Po krótkich poszukiwaniach znaleźliśmy informację turystyczna na dworcu kolejowym Sirkeci - kiedyś to był ostatni przystanek Orient Expresu.
Pan w informacji jakoś nie był specjalnie miły - z łaską pokazał na mapie nam gdzie znajduje się najbliższe biuro turystyczne sprzedające bilety autokarowe. Kilka uliczek od dworca swoją siedzibę ma przewoźnik Kamil Koc. Innych Pan nam nie pokazał - chcieliśmy porównać ceny. Zdecydowaliśmy że nie będziemy już gdzieś chodzić i szukać , tylko pójdziemy do tego zaproponowanego.
Okazało się że ceny nie są jakieś wysokie , a nawet niższe niż znalezione w internecie . Kupiliśmy bilet na 20 , dostaliśmy także namiary na loty balonem .
Zostawiliśmy plecaki - teraz mieliśmy czas wolny, mogliśmy odpocząć, coś zjeść i zorientować się w noclegach.
Pokręciliśmy się po starych uliczkach, gdzieniegdzie zaglądając i pytając o cenę noclegu .Przez przypadek trafiliśmy także pod Hagię Sofię - chociaż tego na początku nie wiedzieliśmy.
Tak  minął nam czas do wieczora. Przed 20 zjawiliśmy się w umówionym miejscu, gdzie czekało jeszcze kilkoro innych turystów na ten sam autobus.
Po jakimś czasie podjechał busik , który wywiózł nas z centrum na właściwy dworzec autobusów dalekobieżnych.
Tam także panował chaos, ruch i ścisk. W rzędach stały autobusy różnych przewoźników z wyświetlonym miejscem docelowym i godziną odjazdu , co jakiś czas kilka odjeżdżało i zaraz ustawiały się kolejne samochody .
Na początku sam nie wiedziałem co się tu dzieje. Dopiero po jakimś czasie ogarnąłem ten chaos i zrozumiałem o co chodzi. Czasem do poczekalni wchodził jakiś człowiek krzyczał nazwę miejscowości do której podstawił się właśnie autobus - wtedy część ludzi ruszała ze swymi tobołami, walizkami , plecakami i pudłami i ładowali się do autokaru.
Na początkowo sprawiał oto wrażenie bałaganu , jednak wszystko to działało całkiem sprawnie - cofające autobusy ledwo się mieściły pomiędzy innymi zaparkowanymi samochodami  - wydawało by się ze zaraz jeden się zderzy z drugim ruszającym , lecz zawsze w odpowiednim momencie pojawiał się jakiś człowiek który pokierował ruchem tak że bez szwanku mogły wyjechać obie maszyny , potem znikał , i przy następnej takiej sytuacji ktoś inny się znajdował pomagając kierowcom.

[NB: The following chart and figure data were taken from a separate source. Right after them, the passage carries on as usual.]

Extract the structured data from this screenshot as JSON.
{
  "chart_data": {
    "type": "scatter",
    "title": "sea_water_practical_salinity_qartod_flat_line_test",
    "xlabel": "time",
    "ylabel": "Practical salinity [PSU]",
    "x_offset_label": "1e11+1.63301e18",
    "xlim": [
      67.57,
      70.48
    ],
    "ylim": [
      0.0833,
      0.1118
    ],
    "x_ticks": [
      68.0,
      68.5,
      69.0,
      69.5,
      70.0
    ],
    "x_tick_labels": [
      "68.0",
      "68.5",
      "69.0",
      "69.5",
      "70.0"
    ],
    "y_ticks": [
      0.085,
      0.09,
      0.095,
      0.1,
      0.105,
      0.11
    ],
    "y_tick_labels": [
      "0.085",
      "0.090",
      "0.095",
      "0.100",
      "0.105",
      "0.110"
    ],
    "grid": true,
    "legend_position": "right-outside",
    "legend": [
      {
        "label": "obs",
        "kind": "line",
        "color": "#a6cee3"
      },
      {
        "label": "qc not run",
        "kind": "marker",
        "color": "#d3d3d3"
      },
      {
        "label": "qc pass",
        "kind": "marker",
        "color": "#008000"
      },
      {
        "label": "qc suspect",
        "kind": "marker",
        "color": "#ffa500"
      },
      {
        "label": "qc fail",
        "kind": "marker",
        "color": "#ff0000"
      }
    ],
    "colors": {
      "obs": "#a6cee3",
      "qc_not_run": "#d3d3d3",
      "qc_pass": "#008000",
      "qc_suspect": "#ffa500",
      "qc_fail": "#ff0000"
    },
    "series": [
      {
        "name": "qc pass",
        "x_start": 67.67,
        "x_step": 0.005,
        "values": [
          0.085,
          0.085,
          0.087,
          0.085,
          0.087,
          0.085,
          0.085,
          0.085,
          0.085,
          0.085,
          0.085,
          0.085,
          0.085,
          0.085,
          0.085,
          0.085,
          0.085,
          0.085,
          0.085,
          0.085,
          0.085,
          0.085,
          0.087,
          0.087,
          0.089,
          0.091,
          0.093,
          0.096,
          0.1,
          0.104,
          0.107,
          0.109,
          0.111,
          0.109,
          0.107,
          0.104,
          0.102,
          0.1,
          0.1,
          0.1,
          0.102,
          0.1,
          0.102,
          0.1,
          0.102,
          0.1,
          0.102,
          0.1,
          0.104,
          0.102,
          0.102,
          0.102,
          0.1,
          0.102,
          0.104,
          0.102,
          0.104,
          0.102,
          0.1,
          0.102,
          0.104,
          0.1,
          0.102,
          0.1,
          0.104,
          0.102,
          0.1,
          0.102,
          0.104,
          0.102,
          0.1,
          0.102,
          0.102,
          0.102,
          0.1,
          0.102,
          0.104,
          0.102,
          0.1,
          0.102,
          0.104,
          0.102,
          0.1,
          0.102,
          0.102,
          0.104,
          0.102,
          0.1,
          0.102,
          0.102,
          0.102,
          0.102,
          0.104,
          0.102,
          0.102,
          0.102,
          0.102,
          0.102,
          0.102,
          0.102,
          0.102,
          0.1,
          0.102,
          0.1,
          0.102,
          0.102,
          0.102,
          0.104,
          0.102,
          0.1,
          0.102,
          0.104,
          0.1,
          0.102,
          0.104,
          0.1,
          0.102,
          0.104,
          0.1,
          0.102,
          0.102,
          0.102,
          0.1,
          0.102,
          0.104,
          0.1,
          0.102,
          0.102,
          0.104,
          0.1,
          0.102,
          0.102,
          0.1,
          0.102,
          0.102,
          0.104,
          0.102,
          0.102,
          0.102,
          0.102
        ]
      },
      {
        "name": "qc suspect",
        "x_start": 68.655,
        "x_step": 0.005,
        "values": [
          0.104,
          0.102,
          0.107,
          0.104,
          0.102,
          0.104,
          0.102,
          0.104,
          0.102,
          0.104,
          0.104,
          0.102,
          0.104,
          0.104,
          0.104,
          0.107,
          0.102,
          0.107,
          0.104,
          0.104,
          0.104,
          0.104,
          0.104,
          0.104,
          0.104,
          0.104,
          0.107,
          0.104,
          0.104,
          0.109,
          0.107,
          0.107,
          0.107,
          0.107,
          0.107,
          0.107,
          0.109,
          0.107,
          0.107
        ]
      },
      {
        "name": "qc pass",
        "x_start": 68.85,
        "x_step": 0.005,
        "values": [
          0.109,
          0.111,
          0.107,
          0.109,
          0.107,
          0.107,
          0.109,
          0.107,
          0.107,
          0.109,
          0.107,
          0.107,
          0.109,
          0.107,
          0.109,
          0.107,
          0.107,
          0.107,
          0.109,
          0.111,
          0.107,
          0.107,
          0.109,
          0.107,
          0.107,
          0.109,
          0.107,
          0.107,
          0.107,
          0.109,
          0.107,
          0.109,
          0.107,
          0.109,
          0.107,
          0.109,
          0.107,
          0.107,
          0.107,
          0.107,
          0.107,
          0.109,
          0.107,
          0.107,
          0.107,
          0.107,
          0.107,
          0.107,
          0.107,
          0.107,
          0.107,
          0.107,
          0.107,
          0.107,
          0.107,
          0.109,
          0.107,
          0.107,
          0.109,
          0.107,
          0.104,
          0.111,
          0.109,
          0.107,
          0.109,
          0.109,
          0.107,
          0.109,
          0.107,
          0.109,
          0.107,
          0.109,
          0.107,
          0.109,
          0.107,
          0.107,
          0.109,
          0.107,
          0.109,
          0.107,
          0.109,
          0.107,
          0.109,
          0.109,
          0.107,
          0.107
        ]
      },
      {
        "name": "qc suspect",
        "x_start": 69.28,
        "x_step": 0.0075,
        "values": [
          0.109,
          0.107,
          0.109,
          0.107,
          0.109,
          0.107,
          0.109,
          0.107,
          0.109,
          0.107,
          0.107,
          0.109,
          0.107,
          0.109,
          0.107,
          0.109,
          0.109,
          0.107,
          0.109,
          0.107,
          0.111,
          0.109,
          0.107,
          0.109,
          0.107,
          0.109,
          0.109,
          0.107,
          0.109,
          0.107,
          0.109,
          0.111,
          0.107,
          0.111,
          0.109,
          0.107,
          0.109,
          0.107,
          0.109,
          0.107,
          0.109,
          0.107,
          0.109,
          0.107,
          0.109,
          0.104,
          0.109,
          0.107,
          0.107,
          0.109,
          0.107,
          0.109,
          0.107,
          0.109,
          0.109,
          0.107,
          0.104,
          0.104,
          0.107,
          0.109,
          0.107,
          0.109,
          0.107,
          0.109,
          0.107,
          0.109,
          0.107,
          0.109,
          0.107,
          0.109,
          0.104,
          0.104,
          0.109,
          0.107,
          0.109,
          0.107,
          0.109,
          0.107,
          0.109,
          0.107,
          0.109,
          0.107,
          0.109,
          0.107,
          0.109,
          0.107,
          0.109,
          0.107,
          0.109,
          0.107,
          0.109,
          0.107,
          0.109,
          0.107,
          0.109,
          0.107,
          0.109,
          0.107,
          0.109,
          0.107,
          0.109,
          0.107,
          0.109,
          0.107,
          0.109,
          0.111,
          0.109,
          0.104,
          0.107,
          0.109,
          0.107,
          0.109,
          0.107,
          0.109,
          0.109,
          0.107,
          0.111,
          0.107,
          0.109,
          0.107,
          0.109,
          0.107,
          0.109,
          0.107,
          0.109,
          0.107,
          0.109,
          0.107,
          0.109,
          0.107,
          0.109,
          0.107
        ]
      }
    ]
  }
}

W końcu przyjechał nasz transport - jednak zaparkował gdzieś dalej i tylko Kinga usłyszała że to nasz , ja stałem na zewnątrz wypatrując go w rzędzie, a on przyjechał gdzieś na pobocze.
Koniec końców siedzieliśmy już w autobusie - jednak przypadło nam miejsce zaraz za środkowym wejściem gdzie przed naszym fotelem był lodówka i szafka z napojami - co trochę ograniczało nam wyciągniecie nóg - trudno jakoś to przeżyjemy 10 godzin.
Autobus całkiem nowoczesny - wygodne siedzenia- przed każdym fotelem mały monitorek wbudowany w oparcie - można było obejrzeć jakiś film, posłuchać muzyki itp .
Teoretycznie każdy z przewoźników się chwali że ma Wi-Fi na pokładzie, jechaliśmy 2 takimi autobusami, Wi-Fi faktycznie było ale i tak nie można było się połączyć z internetem ...
Po drodze mieliśmy 3 przystanki żeby rozprostować nogi, czy skorzystać z toalety.
Droga minęła w miarę szybko , dałem rade się przespać.
I w miejscu docelowym rozpoczynał się kolejny etap mojej podróży.